Sonja Parkinson, who escaped from the five robbers by hiding in a strongroom, described her husband David as a "loving husband and great father".
She also praised the Kenyan police and government for their swift response to the armed attack at their remote ranch.
One suspect has been arrested, says Kenya's Daily Nation newspaper.
The paper also reported that police were pursuing important leads which could lead to more arrests.
'Sharing our pain'
The Parkinsons, who have two grown-up daughters, were attacked when the gang, armed with machetes and a gun, smashed their way into their Lolldaiga Hills house near Nanyuki, Laikipia, in central Kenya in the early hours of Sunday.
During the ensuing confrontation, Mr Parkinson's hand was cut severely and he was fatally wounded, police have said.
Police said the gang had escaped with a small haul including Ms Parkinson's purse, a bottle of champagne, a laptop and a mobile phone.
In a statement delivered through the British High Commission in the Kenyan capital Nairobi, Mrs Parkinson said her husband had been killed in the "most senseless way".
"We hope that they (his killers) will be caught and brought to face the full consequences of their actions," she said.
"At present they remain at large and continue to pose a serious threat to others."
She said the family, originally from Hurstpierpoint, West Sussex, had been uplifted in their "darkest hours" by the overwhelming support from the local communities.
"David was a good man, a loving husband and great father, son and brother.
"After his military career he directed his energies into conservation and training here in Kenya," she said.
"His activities have resulted in direct improvements to the lives and skills of many in the surrounding community. They too are telling us that his loss is also their loss and that they too are sharing our pain."
Mrs Parkinson said she intended to remain in the country.
"Like David I love the country and its peoples. My family are keen to continue his legacy."
Lt Col Parkinson, who was made an OBE in 1998, served with the Parachute Regiment for 30 years from 1973 to 2003, according to his profile on the business networking site Linkedin.

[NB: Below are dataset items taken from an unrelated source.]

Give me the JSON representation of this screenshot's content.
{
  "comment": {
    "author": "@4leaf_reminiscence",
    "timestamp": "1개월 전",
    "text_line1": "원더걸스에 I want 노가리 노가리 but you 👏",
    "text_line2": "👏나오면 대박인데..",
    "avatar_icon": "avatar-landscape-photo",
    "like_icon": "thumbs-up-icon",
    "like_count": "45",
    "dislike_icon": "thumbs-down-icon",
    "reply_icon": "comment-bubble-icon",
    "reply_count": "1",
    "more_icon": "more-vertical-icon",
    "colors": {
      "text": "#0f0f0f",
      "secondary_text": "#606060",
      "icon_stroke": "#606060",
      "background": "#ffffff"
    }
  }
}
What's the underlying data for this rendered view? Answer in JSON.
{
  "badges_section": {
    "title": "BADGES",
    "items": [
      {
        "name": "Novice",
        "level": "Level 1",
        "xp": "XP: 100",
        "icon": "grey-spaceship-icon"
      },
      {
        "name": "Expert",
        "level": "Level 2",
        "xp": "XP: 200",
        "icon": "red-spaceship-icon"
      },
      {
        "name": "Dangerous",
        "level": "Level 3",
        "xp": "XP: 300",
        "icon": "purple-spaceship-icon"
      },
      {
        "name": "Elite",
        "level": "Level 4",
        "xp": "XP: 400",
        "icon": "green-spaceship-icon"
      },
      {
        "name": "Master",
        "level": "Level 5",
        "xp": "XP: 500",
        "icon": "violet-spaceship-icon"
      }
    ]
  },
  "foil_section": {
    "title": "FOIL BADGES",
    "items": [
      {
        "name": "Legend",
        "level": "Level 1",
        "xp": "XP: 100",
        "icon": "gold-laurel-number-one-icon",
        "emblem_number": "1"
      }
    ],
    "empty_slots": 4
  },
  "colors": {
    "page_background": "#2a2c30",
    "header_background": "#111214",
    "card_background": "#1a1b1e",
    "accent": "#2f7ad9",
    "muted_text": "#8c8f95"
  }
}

After leaving the military, he spent five years as deputy director at the Lewa Wildlife Conservancy in Kenya.
The Duke of Cambridge spent part of his gap year at the reserve, before returning with the Duchess of Cambridge in 2005, and again in 2010 where he proposed to her. A spokesman for Prince William said he was saddened to learn of the death of Col Parkinson, whom he had met at the reserve.
He had been managing and developing Lolldaiga Hills, a 49,000-acre ranch and conservancy, since January.